Bière sans limite est la seule initiative à date qui offre une plate-forme de commande sur Internet. Autrement, dans la plupart des cas, les clients doivent commander soit par téléphone, soit via la page facebook des commerces qui livrent en spécifiant les produits demandés, et non en choisissant parmi une liste de produits et de prix.

Lancé en mars 2016, Bière sans limite livre tous les soirs entre 17h-21h la semaine et 16h-21h les fins de semaine. En dehors d’un abonnement, le frais de livraison est 3,00$, la commande minimum 12$ et une surcharge de 3$ s’applique sur une caisse de 12, 4$ sur une caisse de 24 et/ou en fonction de la valeur du panier livré.

La plateforme transactionnelle de Bière sans limite permet de s’abonner sur une base mensuelle ou annuelle pour bénéficier de la livraison gratuite et de rabais sur les produits en magasin.

Selon Jimmy Saint-Pierre, le service dispose aussi d’une application mobile pour rejoindre les jeunes.

“C’est toujours en croissance. On sent vraiment que le plein potentiel n’est pas encore atteint. C’est surtout une question de notoriété. Une fois que quelqu’un connaît le service et l’essaie, il se rend compte que c’est vraiment pratique. Ce client-là risque de commander régulièrement, et ça augmente graduellement de mois en mois.”

Il est très rare qu’une livraison ne comprenne pas de bière. De fait, la bière et le vin comptent pour 80% de la livraison. Le reste étant les croustilles, le chocolat, le lait et le pain.

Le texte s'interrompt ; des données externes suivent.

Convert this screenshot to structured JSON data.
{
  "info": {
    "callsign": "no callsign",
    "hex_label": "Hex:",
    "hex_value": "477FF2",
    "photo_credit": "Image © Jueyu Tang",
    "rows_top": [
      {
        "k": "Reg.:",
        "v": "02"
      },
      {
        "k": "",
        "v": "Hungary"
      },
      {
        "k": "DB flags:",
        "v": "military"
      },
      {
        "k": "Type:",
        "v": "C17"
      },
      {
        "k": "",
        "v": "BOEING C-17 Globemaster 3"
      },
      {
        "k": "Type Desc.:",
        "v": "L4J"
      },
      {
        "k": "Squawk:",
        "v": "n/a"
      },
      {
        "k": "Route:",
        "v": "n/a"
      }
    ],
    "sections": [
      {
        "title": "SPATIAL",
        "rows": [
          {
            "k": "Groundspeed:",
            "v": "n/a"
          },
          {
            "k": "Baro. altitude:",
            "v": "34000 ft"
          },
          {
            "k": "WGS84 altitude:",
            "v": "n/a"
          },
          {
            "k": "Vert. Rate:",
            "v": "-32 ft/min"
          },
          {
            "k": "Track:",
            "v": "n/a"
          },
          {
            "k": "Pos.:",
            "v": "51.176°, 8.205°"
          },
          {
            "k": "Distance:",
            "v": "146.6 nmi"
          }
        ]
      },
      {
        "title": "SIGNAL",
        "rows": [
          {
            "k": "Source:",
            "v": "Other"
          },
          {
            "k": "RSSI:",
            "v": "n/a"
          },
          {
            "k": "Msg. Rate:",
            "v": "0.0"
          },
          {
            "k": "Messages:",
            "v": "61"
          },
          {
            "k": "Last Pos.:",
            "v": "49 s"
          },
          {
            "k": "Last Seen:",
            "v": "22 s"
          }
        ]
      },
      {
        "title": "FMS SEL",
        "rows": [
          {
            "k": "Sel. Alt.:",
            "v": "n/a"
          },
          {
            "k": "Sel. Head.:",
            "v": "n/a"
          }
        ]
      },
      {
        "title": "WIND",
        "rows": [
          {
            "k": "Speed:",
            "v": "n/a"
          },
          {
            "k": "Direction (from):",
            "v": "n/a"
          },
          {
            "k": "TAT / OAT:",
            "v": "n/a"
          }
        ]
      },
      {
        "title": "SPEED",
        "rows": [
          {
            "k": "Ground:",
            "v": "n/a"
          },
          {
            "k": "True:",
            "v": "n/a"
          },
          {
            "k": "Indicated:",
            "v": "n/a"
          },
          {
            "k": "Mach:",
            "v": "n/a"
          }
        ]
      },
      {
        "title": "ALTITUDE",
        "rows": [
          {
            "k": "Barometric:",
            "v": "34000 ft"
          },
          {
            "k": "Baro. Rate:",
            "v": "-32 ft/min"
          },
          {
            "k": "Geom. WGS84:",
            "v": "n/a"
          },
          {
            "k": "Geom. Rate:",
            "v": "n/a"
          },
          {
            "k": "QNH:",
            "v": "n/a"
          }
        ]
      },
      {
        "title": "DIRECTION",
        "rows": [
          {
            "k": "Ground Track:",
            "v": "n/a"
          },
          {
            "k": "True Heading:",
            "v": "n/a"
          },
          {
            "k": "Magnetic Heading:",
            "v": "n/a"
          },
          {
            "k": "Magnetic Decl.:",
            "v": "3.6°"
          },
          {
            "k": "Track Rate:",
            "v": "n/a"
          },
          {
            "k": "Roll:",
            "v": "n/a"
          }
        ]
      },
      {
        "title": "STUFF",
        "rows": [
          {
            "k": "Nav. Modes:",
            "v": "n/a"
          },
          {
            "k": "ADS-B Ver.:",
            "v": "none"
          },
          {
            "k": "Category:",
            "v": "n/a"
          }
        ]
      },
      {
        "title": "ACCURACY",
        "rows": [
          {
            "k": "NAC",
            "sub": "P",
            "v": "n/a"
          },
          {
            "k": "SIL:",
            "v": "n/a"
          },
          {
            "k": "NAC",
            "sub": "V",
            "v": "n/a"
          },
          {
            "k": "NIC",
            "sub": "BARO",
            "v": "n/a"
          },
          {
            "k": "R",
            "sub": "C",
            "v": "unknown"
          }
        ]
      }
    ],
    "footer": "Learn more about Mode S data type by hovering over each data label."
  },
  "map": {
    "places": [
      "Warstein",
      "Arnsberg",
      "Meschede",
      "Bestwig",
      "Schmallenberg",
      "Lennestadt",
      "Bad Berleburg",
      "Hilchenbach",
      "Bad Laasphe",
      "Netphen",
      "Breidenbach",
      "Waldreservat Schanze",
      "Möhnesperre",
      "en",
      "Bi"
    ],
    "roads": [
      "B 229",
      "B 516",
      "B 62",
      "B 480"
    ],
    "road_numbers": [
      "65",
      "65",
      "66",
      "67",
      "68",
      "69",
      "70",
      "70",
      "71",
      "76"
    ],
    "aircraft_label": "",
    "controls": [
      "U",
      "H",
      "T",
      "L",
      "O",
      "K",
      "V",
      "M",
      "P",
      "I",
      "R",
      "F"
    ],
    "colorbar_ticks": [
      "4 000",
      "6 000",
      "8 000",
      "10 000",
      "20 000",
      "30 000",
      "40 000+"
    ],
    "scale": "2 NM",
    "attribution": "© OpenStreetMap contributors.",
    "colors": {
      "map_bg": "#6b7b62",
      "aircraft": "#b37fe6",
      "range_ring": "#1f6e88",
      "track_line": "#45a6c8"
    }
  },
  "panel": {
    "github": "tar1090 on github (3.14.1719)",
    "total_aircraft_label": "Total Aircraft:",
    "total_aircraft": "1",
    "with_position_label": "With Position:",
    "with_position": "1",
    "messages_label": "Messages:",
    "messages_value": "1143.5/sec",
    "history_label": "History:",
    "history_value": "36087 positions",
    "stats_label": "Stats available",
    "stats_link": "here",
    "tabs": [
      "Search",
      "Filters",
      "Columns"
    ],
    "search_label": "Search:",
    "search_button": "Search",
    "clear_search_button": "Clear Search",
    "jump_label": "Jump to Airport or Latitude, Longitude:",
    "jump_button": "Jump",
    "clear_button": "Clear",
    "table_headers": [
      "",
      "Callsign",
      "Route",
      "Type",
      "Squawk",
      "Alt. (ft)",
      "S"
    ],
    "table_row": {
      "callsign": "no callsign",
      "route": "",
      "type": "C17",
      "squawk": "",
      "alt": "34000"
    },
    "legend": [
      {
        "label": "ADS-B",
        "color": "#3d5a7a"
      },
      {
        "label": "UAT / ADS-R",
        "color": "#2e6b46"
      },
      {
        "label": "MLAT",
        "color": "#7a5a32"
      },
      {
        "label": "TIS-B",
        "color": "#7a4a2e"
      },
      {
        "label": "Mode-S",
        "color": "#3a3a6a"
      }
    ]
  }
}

La clientèle est variée : souvent une personne ayant une mobilité réduite, pas d’auto, restant en appartement.

Enfin, avis aux intéressés: Bière sans limite se dit ouvert aux partenariats et aux franchises avec tout détaillant voulant bénéficier de leur plateforme transactionnelle.

Et les gros joueurs dans tout ça?

La livraison demeure ainsi un secteur en plein développement et tous les regards se posent sur Couche-Tard quant à savoir si le géant s’apprête ou non à se lancer dans le service.

Un reportage récent au réseau TVA laissait entrevoir la possibilité que la bannière implante un service de livraison mais selon diverses sources, la chaîne serait rebutée par la complexité de la chose, d’une part, et sa profitabilité très incertaine, d’autre part.

Cela laisse donc le champ libre aux plus petits de tenter des expériences mais il ne serait pas surprenant que Labatt et autres reviennent avec de nouvelles initiatives.

La livraison se cherche donc toujours un avenir et en attendant, comme dans le temps du Dépanneur Léo, ce sont les plus petits qui semblent le plus en profiter!